Público vê show deitado em camas na China


Quem nunca desistiu de sair de casa por puro cansaço talvez se identificasse com uma nova moda que começa a ganhar espaço na China. Em algumas cidades do país, produtores de eventos passaram a apostar em um formato curioso de espetáculo: shows em que o público assiste às apresentações deitado em camas.

Batizada de “bed concerts”, a proposta substitui cadeiras ou pistas tradicionais por fileiras de camas confortáveis. Enquanto músicos e DJs se apresentam, os espectadores acompanham o show acomodados com travesseiros e cobertores. Em alguns casos, garçons circulam pelo espaço oferecendo água, sopa e até bebidas alcoólicas.

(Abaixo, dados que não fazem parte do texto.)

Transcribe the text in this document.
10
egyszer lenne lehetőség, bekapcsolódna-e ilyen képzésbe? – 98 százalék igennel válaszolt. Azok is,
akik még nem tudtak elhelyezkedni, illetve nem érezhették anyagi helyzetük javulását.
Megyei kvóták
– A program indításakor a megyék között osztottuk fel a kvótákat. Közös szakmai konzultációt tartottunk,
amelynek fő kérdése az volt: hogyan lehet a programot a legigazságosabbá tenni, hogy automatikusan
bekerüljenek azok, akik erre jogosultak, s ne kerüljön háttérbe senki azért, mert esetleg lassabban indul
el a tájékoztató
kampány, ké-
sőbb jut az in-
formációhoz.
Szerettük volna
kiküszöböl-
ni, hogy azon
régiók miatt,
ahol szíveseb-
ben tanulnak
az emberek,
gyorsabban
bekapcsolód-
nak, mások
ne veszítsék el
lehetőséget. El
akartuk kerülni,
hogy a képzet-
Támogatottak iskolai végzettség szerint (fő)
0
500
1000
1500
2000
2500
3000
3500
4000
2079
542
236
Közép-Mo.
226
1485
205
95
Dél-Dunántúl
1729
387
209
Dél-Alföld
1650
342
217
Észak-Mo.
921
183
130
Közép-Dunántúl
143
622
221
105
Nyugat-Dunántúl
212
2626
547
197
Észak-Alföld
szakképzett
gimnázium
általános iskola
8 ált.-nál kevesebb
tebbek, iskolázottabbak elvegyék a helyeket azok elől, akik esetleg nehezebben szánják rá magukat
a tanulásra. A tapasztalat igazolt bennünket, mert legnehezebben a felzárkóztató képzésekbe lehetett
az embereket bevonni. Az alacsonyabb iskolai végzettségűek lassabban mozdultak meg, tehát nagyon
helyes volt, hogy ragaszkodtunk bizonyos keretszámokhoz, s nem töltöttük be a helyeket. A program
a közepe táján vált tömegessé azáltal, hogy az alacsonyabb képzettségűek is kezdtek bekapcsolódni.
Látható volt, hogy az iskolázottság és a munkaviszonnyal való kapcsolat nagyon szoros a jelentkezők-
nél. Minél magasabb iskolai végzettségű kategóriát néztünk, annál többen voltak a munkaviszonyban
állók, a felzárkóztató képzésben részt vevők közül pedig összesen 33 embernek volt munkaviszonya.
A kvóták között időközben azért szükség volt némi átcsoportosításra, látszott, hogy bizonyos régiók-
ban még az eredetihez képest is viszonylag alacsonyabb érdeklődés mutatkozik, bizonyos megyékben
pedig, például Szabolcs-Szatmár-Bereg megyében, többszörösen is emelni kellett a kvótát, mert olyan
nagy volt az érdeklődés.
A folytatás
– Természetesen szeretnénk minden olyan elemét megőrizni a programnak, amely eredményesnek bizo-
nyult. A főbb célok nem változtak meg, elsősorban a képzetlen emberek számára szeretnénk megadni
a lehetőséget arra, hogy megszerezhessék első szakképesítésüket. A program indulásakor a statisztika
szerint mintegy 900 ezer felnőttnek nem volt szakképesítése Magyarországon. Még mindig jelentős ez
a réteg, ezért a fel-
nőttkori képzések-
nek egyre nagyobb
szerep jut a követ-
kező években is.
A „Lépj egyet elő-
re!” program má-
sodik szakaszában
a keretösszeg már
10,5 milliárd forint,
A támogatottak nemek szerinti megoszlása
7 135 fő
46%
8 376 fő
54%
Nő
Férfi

A ideia surge em um contexto de rotina cada vez mais acelerada nas grandes metrópoles chinesas. Entre jornadas de trabalho longas e deslocamentos demorados, a promessa de assistir a um espetáculo sem abrir mão do conforto tem atraído curiosos e entusiastas desse formato.

Embora pareça novidade, o conceito já havia sido testado alguns anos antes. Em 2018, o clarinetista Wang Tao apresentou o chamado “Concerto do Sono” no bairro histórico de Nanluoguxiang, em Pequim. O evento ocorreu no pátio de um hotel e contou com 36 camas de casal instaladas ao ar livre.

No ano seguinte, a proposta ganhou escala maior durante o Beijing Music Festival. Um hotel próximo à Grande Muralha da China recebeu cerca de 300 camas preparadas com travesseiros e edredons para que o público acompanhasse a execução da obra SLEEP, do compositor Max Richter.

O concerto durou oito horas, das 22h às 6h, e tinha justamente a intenção de permitir que os espectadores dormissem enquanto a orquestra tocava ao vivo.

A chegada da pandemia de COVID-19 interrompeu a realização desse tipo de evento e levantou questionamentos sobre higiene e segurança sanitária. Ainda assim, após a reabertura da economia, o formato voltou a aparecer ocasionalmente em diferentes cidades chinesas.

Por enquanto, a tendência permanece restrita ao país asiático e não há sinais de que a ideia chegue tão cedo ao Brasil — onde, ao menos por enquanto, o máximo de conforto em festas continua sendo a clássica “festa do pijama”.